I am no stranger to diets—I’ve tried them all, from Weight Watchers and Ideal Protein to Medi-Weightloss. Weight Watchers was my go-to program following each one of my pregnancies, and it worked effectively. However, during my perimenopausal days leading into menopause, I struggled with my weight alongside knee issues that prevented me from running. I turned to Ideal Protein and Medi-Weightloss, both similar programs featuring processed, packaged foods. Although I experienced some success, I eventually fell off the wagon. 
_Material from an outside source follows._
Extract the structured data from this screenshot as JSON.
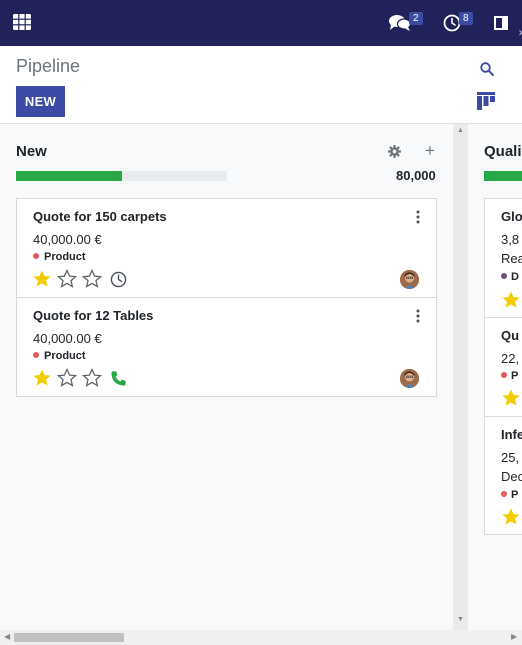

Next, I explored intermittent fasting and Whole30, both of which I still incorporate into my routine today. I fast for 12 to 13 hours after my last meal of the day and avoid added sugar. Each program taught me something new, helping me develop healthy habits like reading and comparing food labels, taking my last bite of food at least 2 hours before bedtime, avoiding caffeine in the afternoon, going for daily walks to improve digestion among a myriad of other health benefits, and prioritizing sleep.

 

So, on to the topic in the title, my favorite macronutrient. Over a year ago and following numerous nudges from a trainer I worked with, I started exploring macronutrients. I embarked on a journey of reading, researching, listening to podcasts, and scrolling through social media, which led me to buy Lumen and downloading MyFitnessPal. Fast forward 15 months, I'm still using both to track and measure my progress, and I heeded my trainer's advice—I increased my protein intake!

 

The Big Deal about Macronutrients

Macronutrients—proteins, fats, and carbohydrates—are the building blocks of our diet. Each plays a vital role in our overall health. While everyone has their preferences, identifying your favorite macronutrient can help tailor your diet to meet your specific needs and goals.

 

Why Protein Stands Out

For me, protein is my go-to macronutrient. It supports muscle growth, repairs tissues, and keeps me feeling full longer. Incorporating protein-rich foods into my meals has significantly improved my energy and overall well-being. From lean meats and fish to plant-based options, there are numerous ways to enjoy this essential nutrient.

 

How to Incorporate It

Incorporating your favorite macronutrient into your diet can be simple and delicious. Try experimenting with various recipes to discover the ones you enjoy the most. Whether it's a protein-packed smoothie for breakfast or a hearty dinner with lean chicken, making protein a staple in my diet has led to positive changes in my health.

 

Remember Balance

While it's essential to prioritize your favorite macronutrient, balance is very important when it comes to overall nutrition. It’s important to include a variety of foods into your diet to avoid boredom and to ensure adequate nutrient in-take. I love having fish twice a week and typically have the leftovers for lunch. Experiment with different protein sources, such as grains, and vegetables to keep your meals exciting and nourishing. Focus on selecting whole, unprocessed foods to maximize your nutrient intake and get the best value for your money. Always be attentive to your body's signals and make adjustments as needed, to ensure your dietary choices align with your personal health goals and remember to check with your doctor.

 

In Conclusion

Understanding and prioritizing macronutrients has been a game-changer for me. It has helped me not only reach my weight loss goals while gaining strength and lean muscle, it has enhanced my overall health, well-being and boosted my waning confidence.

 

Don't be afraid to experiment with different macros and find what combination works best for you. Remember, balance is crucial for creating a sustainable and healthy lifestyle. Cheers to finding your favorite macronutrient combo!